Sunday, January 25, 2009
Happy Chinese New Year !
Maybe I should have encouraged her to go with us. At least she would be surrounded by people and would not get bored and isolated. But I just couldn't deal with her when I was under stress myself. I would scream her head off if she gave me hard time over there at the party.
OK, now Kenzi is going to Skyline. It's good and bad I guess. Good thing is Leigh will have friends and I can be assured that Leigh will hang out with Kenzie but not Mr. Joe Smoe. Bad thing is Leigh will still be surrounded with materialism and monetary desire provided by Kenzi. Oh, well, I guess those are still way better than drug, alcohol and weapon. So over all it's not a bad thing. I am glad.
We are going to Taiwan, Beijing and Shanghai, yepii. I am so happy. I can't wait to see my mom, my sister, my brother and friends. Leigh seems to be happy, too, because her cousine Wei Wei will take her to shoppiong in Shanghai, and her aunt Jennifer will company us in Beijinig. These trips will make our Taiwan/Asia visit a lot more fun. That way Leigh will not get bored then. Good plan.
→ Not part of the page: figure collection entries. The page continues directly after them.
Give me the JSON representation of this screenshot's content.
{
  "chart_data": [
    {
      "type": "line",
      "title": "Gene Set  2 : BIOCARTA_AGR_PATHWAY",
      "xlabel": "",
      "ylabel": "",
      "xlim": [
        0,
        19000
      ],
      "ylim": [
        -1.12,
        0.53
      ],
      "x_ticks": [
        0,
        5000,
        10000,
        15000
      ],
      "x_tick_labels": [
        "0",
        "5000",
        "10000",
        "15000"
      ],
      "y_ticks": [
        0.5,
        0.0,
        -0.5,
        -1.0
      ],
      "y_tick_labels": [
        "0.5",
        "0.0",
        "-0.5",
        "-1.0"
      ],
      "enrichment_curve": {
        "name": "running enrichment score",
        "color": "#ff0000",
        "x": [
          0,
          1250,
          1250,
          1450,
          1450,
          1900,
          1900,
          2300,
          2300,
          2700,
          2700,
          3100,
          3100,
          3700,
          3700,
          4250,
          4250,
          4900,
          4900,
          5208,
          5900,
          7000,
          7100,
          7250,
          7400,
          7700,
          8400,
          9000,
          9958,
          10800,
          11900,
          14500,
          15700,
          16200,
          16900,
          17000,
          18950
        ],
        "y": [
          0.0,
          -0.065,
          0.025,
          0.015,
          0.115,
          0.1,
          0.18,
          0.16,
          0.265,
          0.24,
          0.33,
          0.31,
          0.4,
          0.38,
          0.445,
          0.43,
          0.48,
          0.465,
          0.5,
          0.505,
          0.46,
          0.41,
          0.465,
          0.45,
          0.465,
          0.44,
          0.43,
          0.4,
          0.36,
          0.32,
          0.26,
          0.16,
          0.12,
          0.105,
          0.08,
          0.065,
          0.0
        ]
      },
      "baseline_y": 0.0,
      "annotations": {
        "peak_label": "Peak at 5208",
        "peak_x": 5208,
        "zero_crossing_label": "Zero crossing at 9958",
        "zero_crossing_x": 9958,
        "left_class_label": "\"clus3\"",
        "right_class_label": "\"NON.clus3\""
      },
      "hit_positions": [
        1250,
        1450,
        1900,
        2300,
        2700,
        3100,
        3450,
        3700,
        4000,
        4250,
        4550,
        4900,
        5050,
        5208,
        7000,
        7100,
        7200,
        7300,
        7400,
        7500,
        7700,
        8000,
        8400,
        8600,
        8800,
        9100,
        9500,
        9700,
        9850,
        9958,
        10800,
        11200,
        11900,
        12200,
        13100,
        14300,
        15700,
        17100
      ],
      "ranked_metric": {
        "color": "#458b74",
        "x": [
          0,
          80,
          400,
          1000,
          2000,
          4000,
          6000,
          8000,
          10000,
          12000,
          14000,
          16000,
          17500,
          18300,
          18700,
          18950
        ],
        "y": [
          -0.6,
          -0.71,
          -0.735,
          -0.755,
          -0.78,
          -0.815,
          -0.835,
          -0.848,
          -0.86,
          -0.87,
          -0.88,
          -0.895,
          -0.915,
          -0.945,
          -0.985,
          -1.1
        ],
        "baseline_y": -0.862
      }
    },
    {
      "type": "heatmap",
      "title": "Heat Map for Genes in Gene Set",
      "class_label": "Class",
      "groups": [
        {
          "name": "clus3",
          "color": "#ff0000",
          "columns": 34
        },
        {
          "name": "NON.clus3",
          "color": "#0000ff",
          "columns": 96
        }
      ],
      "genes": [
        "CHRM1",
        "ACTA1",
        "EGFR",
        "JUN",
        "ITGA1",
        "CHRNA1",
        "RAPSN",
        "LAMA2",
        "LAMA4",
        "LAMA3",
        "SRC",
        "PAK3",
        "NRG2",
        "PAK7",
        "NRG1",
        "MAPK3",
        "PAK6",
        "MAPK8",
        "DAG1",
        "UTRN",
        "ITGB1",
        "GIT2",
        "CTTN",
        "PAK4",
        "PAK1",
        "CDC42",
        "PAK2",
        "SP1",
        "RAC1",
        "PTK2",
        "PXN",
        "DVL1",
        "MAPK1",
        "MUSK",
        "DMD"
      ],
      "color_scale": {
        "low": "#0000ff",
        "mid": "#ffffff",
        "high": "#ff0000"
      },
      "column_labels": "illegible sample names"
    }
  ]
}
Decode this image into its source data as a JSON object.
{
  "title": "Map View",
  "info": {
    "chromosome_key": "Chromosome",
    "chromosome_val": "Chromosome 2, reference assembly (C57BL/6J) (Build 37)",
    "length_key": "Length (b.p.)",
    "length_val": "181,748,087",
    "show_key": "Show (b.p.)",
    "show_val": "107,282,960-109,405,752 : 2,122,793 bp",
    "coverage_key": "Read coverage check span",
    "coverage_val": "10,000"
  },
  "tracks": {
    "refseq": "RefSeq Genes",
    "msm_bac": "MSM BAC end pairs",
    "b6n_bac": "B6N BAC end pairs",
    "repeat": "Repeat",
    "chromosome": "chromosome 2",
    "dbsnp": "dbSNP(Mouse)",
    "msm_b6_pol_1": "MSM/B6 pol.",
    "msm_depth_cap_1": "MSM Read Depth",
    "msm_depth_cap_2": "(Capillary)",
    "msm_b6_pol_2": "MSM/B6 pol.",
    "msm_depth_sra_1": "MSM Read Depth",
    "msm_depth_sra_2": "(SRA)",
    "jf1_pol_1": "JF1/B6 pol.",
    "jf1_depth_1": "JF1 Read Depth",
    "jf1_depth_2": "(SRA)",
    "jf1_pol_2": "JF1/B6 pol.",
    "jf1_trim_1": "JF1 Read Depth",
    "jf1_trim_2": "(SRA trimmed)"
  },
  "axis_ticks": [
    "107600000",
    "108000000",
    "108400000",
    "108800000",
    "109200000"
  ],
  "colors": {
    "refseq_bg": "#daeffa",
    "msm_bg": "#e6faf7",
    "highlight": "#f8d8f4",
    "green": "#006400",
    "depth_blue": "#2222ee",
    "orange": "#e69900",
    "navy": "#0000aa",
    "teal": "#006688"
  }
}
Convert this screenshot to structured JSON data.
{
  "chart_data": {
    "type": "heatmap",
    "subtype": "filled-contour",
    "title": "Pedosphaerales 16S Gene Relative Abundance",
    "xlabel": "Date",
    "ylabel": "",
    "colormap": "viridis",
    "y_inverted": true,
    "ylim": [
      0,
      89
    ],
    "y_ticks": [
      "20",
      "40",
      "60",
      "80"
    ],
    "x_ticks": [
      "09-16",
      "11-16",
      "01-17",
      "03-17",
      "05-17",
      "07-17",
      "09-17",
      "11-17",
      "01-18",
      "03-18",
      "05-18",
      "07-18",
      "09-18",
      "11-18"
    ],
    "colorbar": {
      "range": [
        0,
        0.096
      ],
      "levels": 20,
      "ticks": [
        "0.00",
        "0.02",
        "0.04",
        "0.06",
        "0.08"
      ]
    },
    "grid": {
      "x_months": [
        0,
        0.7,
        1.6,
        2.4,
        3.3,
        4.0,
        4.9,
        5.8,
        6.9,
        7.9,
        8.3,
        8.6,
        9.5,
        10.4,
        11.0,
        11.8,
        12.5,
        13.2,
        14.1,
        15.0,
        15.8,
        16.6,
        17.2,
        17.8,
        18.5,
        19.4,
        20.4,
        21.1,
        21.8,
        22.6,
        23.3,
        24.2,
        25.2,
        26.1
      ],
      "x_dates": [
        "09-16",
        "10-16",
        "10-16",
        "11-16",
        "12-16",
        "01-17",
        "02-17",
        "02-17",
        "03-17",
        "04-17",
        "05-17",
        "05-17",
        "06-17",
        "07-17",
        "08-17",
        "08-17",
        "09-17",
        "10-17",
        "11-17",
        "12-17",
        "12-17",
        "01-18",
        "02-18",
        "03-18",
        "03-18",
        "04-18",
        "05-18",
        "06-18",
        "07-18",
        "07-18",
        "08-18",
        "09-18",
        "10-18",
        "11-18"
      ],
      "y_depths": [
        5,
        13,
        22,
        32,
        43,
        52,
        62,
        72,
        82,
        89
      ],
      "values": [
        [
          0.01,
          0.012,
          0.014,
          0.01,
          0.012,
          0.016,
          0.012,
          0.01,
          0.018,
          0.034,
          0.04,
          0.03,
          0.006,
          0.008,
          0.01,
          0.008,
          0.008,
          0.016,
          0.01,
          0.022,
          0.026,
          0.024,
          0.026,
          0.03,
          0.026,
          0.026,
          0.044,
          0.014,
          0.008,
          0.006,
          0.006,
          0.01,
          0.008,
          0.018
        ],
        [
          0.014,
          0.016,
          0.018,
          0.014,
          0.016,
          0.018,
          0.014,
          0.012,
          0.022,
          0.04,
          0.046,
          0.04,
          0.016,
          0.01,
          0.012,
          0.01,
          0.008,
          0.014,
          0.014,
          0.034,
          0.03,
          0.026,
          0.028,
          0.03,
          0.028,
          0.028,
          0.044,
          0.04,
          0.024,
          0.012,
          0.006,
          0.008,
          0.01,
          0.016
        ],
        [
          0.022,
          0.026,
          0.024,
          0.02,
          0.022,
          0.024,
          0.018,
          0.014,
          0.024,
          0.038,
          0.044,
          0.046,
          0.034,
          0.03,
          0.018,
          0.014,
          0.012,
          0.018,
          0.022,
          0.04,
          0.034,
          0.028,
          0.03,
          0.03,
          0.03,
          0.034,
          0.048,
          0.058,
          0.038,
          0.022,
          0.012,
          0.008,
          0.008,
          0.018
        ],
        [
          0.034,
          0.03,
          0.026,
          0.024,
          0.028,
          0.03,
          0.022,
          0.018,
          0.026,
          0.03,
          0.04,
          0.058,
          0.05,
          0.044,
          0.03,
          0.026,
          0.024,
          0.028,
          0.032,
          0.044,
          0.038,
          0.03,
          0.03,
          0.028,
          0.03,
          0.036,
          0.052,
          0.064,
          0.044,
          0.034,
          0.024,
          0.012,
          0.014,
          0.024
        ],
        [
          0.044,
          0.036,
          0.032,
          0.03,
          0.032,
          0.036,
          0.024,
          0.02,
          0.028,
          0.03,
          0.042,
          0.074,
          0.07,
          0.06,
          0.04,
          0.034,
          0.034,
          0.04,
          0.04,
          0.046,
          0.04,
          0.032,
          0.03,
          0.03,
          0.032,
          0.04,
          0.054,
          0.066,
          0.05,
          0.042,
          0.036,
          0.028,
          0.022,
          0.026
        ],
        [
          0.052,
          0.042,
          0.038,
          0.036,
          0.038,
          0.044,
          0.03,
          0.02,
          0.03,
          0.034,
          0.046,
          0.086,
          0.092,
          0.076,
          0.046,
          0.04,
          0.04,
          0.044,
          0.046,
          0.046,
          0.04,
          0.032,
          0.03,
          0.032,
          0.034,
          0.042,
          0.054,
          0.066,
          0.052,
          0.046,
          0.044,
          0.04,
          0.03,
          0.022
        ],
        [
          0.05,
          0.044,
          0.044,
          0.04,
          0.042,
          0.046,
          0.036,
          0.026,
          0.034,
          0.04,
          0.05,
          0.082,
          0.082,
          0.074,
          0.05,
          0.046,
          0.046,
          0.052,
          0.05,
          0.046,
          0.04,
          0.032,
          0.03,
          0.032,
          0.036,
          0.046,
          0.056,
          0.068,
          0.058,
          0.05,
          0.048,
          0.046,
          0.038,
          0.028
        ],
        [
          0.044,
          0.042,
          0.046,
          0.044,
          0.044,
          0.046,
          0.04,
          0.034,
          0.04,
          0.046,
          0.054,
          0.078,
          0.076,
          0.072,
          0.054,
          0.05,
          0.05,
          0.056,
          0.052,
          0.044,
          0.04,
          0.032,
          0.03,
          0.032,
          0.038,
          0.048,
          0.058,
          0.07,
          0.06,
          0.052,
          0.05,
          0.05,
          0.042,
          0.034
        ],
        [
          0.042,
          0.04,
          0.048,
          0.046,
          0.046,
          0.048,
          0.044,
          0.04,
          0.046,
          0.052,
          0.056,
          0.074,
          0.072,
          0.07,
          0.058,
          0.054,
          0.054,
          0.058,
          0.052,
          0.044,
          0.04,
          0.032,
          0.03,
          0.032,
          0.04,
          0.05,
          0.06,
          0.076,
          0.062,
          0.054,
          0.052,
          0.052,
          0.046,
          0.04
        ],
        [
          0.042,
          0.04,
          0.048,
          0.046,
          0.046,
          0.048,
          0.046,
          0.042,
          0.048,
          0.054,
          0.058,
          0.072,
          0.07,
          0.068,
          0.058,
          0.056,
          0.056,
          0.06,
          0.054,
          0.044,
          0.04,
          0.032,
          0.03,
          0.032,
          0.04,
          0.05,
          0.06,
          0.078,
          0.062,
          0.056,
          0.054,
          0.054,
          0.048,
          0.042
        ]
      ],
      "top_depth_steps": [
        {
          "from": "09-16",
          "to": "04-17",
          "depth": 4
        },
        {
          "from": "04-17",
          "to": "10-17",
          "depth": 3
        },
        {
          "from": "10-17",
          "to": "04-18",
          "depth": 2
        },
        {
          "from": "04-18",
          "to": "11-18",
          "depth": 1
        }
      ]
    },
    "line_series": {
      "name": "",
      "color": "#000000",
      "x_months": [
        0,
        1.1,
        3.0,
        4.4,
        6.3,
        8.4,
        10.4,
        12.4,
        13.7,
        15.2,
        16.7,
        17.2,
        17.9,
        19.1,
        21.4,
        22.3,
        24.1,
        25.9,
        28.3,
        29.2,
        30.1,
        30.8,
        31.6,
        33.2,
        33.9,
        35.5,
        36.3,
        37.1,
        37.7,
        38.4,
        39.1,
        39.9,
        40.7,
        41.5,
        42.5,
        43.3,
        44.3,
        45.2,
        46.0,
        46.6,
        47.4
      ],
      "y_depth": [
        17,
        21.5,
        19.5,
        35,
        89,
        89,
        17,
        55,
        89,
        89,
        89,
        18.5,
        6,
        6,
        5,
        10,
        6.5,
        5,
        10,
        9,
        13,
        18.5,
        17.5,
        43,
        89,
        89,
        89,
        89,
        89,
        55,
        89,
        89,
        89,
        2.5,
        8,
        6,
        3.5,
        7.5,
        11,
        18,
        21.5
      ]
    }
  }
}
For mid-winter break Kenzi is coming to FL with us. We still get to stay with Clair, how nice. Now I only need to worry about the spring break in April. Let's just get it done one by one.
You should take a big break, Pei.
Saturday, January 17, 2009
Long time no see....
The Christmas trip to FL went well. We all saw baby Nanda and Bruce, and enjoyed Sea World. Leigh didn't want to go to the beach with us because she had done too much of socialization. She read books and didn't eat a thing that day. She was sad about the story, she said. We went to Busch Garden together and she got annoyed about the boredom. And then the outlet mall and Juicy Coutour store cheered her up. A lot !!
New Year's Eve dinner again was a drag and she didn't go of course. Mad, upset, cry, and "you don't care about me" all didn't stop us from going to the party that we have been to for the past 15 years. Leigh ended up arranging to join Kenzi for the New Year's Eve. There was no struggle and she agreed to come home after the dinner, no sleep-over. She was fine. Good sign. We did the count down together though. Good-bye 2008. Hope for a better 2009.
Don't get me wrong. My story is not over yet. We still got some drama where "I am going to stab you" or "you should just stab yourself" were said. K said it's not unusual for the teens who have mood disorder to say that kind of things. It's typical. So no worries. ok. I still want to give Leigh credits. She does try very hard like working out in the basement to get rid of her boredom feeling, joining the girl's baseketball team as Assistant Coach, doing the Language project on time, taking med on time, being nice to our pets and her sister, and trying to control herself with us. She tries.
Lagrou said "you have done every thing". I guess.
The road in front of us is getting straighter and smoothier. I am just getting ready for her high school. And she said she is pretty set with Skyline. So Skyline there is.